Além da aposentadoria, Gisele ainda entrou com pedido de licença com o diagnóstico de depressão. “Queria ter me aposentado bem, alegre e orgulhosa. Mas quando vi que não estava sendo o melhor que poderia ser para aquelas crianças, e que eu estava me desgastando, eu preferi sair”. A educadora conta que ao entrar em sala de aula tremia, tinha crises de ansiedade e fazia de tudo para que os estudantes não percebessem.
Quando entregou a documentação para a direção, foi recebida com muito apoio e acolhimento, e conta que isso fez toda a diferença em seu tratamento.
Márcia Portela, coordenadora para implementação do documento curricular na Secretaria Municipal de Educação do Rio Grande do Norte, reafirma a importância do papel da gestão nesse momento.
“Trabalhar em um ambiente profissional organizado faz toda diferença para lidar com a frustração. Além da organização, o olhar da gestão sobre as questões emocionais dos professores é fundamental: ser acolhedor, acompanhar a saúde constantemente, incentivar a formação continuada e valorizar a profissão”, indica Márcia Portela.
Autocuidado na prática
A professora Cristina Miyuki também oferece assessoria para escolas públicas e particulares, com o intuito de melhorar as condições de trabalho nas equipes escolares. Segundo ela, é preciso mais do que iniciativas individuais — embora elas sejam fundamentais — para garantir um bem-estar integral no ambiente profissional.
Com a ajuda de Cristina e o depoimento dos educadores, elencamos alguns caminhos que podem contribuir com a saúde mental no ambiente escolar.
– Criar espaço para o diálogo e construção coletiva na escola.
“É importante que o professor use a formação em serviço como importante espaço para discussão e construção coletiva de novas formas de lidar com as questões escolares.”, ressalta Cristina Hashizume.
– Trocar experiências entre os pares.
“Através da troca de experiência com outros colegas e gestão escolar, o educador consegue ser protagonista de soluções para problemas decorrentes dos conflitos na escola”, explica Cristina.
– Compartilhar técnicas e iniciativas individuais.
“Comecei a fazer massagens com técnicas de reiki no ano passado. A princípio, era algo pontual, mas quando notei que saia de lá calma e bem menos estressada, decidi fazer o tratamento semanalmente. Além disso, busco praticar ioga e meditação guiada. Outra técnica que me ajudou a reduzir a ansiedade foi me organizar, trabalhando as possibilidades para cada situação. Quanto mais eu sei o que pode acontecer, menos ansiosa eu fico”, relata Thaís de Oliveira.

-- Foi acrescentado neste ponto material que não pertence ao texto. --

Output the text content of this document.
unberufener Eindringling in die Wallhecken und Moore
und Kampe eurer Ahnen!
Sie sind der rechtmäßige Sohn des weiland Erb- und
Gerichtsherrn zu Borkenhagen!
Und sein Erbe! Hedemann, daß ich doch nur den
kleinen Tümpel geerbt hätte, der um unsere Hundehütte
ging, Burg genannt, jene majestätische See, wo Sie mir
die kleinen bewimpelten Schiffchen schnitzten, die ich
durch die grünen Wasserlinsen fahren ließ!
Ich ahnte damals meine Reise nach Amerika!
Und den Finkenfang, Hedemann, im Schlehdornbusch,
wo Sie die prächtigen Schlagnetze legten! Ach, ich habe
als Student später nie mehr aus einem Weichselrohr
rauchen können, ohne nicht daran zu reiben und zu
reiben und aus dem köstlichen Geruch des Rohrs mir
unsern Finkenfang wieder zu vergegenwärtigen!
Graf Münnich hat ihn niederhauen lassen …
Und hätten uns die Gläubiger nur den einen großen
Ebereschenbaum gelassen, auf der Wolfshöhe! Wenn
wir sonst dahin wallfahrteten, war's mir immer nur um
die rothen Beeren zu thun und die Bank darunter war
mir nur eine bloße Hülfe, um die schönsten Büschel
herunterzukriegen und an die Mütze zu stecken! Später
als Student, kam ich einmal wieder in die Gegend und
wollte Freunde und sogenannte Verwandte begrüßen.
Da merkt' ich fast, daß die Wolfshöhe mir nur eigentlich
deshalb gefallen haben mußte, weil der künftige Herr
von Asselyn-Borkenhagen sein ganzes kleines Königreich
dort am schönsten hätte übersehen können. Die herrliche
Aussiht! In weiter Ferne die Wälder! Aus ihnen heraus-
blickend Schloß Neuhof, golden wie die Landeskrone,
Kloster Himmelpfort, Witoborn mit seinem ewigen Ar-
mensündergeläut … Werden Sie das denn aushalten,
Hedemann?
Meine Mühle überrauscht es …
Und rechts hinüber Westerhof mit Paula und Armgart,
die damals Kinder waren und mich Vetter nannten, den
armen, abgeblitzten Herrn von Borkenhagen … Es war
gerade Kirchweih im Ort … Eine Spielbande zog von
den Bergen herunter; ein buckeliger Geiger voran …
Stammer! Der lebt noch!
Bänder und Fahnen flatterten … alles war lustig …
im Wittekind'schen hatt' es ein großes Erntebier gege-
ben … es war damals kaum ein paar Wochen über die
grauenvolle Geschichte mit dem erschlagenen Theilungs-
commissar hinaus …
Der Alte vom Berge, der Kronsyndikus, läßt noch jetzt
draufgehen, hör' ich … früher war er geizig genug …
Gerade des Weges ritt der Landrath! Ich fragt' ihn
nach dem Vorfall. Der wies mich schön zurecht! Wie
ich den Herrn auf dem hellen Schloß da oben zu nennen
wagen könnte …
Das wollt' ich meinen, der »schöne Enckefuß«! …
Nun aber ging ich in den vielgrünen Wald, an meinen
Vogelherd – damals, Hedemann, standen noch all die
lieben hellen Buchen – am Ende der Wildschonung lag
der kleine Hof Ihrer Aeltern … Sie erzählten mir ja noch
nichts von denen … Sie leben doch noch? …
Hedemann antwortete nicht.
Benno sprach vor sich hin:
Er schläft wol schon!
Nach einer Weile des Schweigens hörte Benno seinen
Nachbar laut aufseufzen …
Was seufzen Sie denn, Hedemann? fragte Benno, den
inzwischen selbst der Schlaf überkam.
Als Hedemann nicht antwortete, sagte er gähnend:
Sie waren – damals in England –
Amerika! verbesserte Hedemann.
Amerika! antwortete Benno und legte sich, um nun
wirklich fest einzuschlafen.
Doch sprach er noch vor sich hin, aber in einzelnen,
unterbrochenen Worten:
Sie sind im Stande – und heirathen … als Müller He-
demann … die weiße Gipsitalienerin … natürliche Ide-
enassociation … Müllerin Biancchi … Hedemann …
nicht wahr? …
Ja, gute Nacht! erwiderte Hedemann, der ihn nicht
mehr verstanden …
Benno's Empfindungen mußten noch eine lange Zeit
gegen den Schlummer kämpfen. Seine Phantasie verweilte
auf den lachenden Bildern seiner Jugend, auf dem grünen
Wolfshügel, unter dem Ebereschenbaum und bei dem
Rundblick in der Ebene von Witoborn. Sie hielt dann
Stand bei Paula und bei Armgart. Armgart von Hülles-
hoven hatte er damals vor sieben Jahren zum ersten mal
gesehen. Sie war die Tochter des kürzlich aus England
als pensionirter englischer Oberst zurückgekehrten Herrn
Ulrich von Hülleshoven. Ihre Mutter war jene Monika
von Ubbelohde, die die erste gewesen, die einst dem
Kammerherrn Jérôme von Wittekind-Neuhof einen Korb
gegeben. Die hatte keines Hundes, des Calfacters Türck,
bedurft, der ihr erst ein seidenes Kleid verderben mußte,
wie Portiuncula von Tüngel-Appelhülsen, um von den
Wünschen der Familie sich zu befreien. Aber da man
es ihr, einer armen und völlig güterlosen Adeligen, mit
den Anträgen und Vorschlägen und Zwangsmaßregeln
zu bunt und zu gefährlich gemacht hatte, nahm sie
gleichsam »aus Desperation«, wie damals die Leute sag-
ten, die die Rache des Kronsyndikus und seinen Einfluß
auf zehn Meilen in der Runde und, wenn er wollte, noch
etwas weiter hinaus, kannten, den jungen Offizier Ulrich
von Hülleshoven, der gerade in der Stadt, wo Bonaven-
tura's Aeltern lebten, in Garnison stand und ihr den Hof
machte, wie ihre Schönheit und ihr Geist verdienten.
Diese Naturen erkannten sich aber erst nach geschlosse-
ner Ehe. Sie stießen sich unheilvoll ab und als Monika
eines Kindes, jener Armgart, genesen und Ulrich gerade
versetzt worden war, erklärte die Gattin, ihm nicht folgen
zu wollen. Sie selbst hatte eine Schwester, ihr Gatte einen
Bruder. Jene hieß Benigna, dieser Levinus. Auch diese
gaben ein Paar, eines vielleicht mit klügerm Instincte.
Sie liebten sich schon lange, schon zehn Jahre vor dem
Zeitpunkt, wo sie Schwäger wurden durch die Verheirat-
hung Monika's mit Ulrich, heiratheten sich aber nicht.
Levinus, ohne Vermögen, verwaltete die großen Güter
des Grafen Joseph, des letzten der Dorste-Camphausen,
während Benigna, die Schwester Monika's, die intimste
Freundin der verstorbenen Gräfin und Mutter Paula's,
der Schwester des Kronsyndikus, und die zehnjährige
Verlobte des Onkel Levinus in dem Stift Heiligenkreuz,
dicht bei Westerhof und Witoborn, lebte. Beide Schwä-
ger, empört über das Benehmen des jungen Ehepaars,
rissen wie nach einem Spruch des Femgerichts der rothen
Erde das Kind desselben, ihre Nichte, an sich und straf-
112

– Buscar ajuda profissional em caso de necessidade.
“Ter uma pessoa com quem falar é muito importante para entender que aquilo que estamos vivenciando faz parte de um sistema maior e que nem sempre podemos controlar”, acredita Gisele Garcia.
– Buscar atividades pessoais prazerosas e que diminuem o estresse como atividade física, passeios e leituras.
“Todo professor deve buscar atividades que lhe tragam bem-estar. Ler, ir ao cinema, praticar uma atividade física, meditar. São coisas que ajudam e precisam fazer parte da organização do tempo”, afirma Márcia Portela.
“Uma coisa que ajuda muito a canalizar esse estresse é a atividade física. No momento, estou investindo em hidromassagem e Pilates. Isso sem contar a terapia, que me ajuda a reorganizar minhas emoções e trabalhar o sentimento de solidão”, conta Amilca Fernandes.